Est-ce pour ces raisons que la Confédération a mis son veto à la présence du cheikh saoudien? Mystère et boule de gomme.

 

Du côté de Berne, aucun service n'a souhaité s'exprimer. «En fait», explique une source sécuritaire que «La Liberté» a pu joindre à Riyad, «les autorités saoudiennes ont mis en garde la Suisse contre Salman Fahd al-Awda. Il n'est pas un invité comme les autres. Nos services le surveillent de très près depuis de nombreuses années. Il fait partie des sympathisants d'al-Qaïda. Il a d'ailleurs été arrêté encore une fois après les attentats du 11 septembre 2001. On le suspecte d'avoir participé à leur financement

 

Bref: Salman Fahd al-Awda n'est pas un tendre. Loin de là. Sur le site internet du «djihad palestinien», il légitime par exemple les attentats-suicides islamistes contre les «mécréants» en publiant une lettre sur les «opérations martyres dans la balance de la loi musulmane».

 

«Nous assumons...»
Deux autres têtes d'affiche du week-end singinois de la LMS ne manquent pas de piquant non plus.

 

Il s'agit d'Ahmed Jaballah et du Cheikh Youssef Ibram.

 

Le premier, co-fondateur de l'Union des organisations islamiques de France, entend mettre sur orbite une société islamique en Europe.

 

Le second a défendu la lapidation des femmes en cas d'adultère.
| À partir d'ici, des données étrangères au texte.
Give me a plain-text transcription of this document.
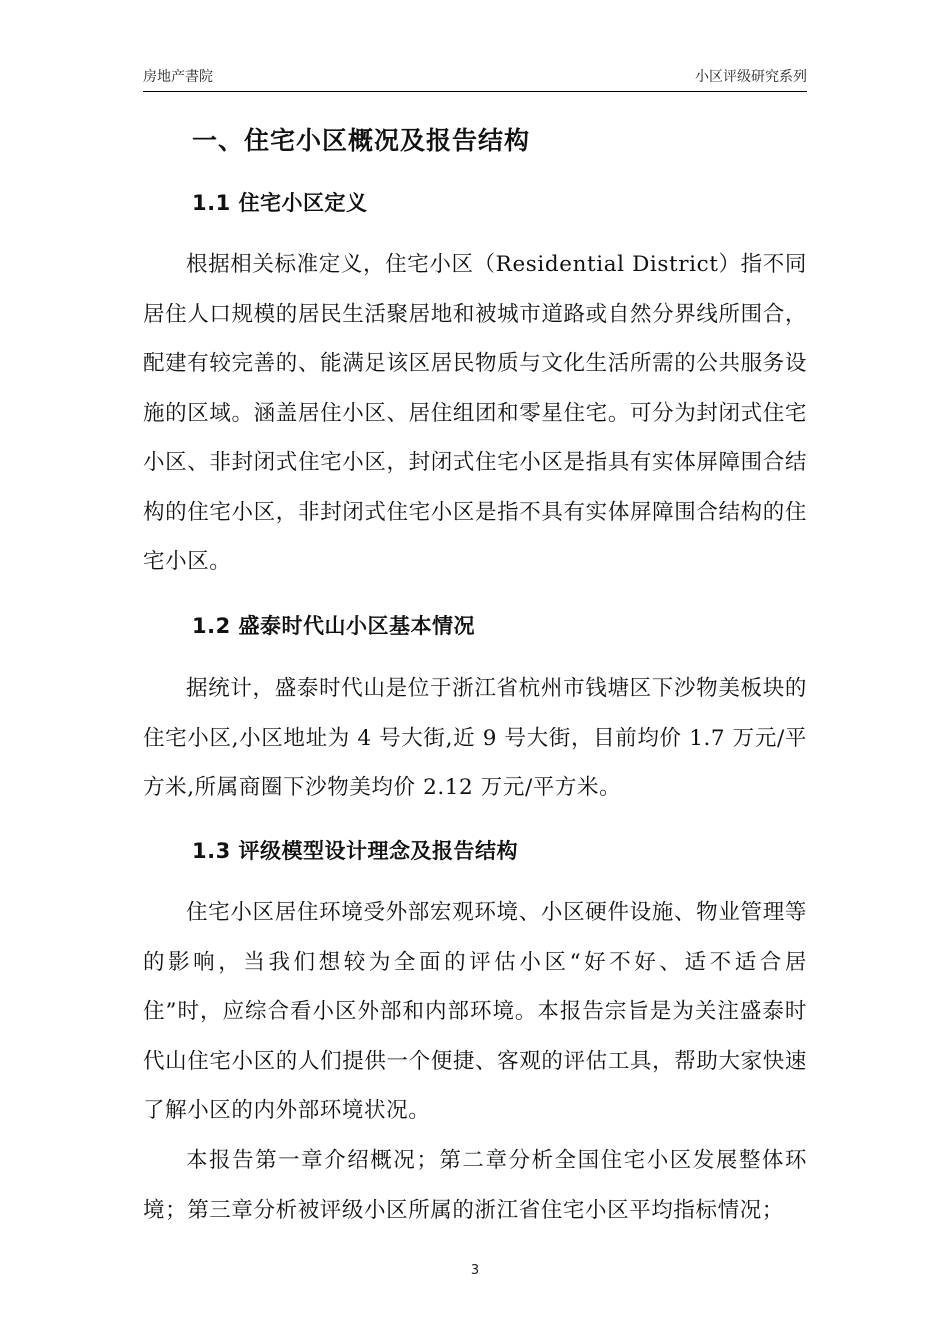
房地产書院	小区评级研究系列
一、住宅小区概况及报告结构
1.1 住宅小区定义
根据相关标准定义，住宅小区（Residential District）指不同居住人口规模的居民生活聚居地和被城市道路或自然分界线所围合，配建有较完善的、能满足该区居民物质与文化生活所需的公共服务设施的区域。涵盖居住小区、居住组团和零星住宅。可分为封闭式住宅小区、非封闭式住宅小区，封闭式住宅小区是指具有实体屏障围合结构的住宅小区，非封闭式住宅小区是指不具有实体屏障围合结构的住宅小区。
1.2 盛泰时代山小区基本情况
据统计，盛泰时代山是位于浙江省杭州市钱塘区下沙物美板块的住宅小区,小区地址为 4 号大街,近 9 号大街，目前均价 1.7 万元/平方米,所属商圈下沙物美均价 2.12 万元/平方米。
1.3 评级模型设计理念及报告结构
住宅小区居住环境受外部宏观环境、小区硬件设施、物业管理等的影响，当我们想较为全面的评估小区“好不好、适不适合居住”时，应综合看小区外部和内部环境。本报告宗旨是为关注盛泰时代山住宅小区的人们提供一个便捷、客观的评估工具，帮助大家快速了解小区的内外部环境状况。
本报告第一章介绍概况；第二章分析全国住宅小区发展整体环境；第三章分析被评级小区所属的浙江省住宅小区平均指标情况；
3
Des propos qui ont valu à cet imam radical d'être chassé de Zurich. Il vit désormais à Genève où il officie à la fondation musulmane de Hani Ramadan.

 

Mais à quoi joue la LMS, elle qui veut jouer la carte de l'intégration et qui, dans le même temps, invite une brochette d'extrémistes étrangers? «Nos invités connaissent très bien la réalité suisse. Et leurs avis nous éclairent

 

Ramzi Ben Fraj s'étonne aussi du manque de confiance des autorités helvétiques.

 

«Nous assumons la présence de nos invités et leur discours», assure-t-il avant de rappeler qu'une rencontre comme celle du Lac-Noir doit permettre aux musulmans de Suisse d'obtenir plus de droits en tant que communauté. Et d'être mieux connus.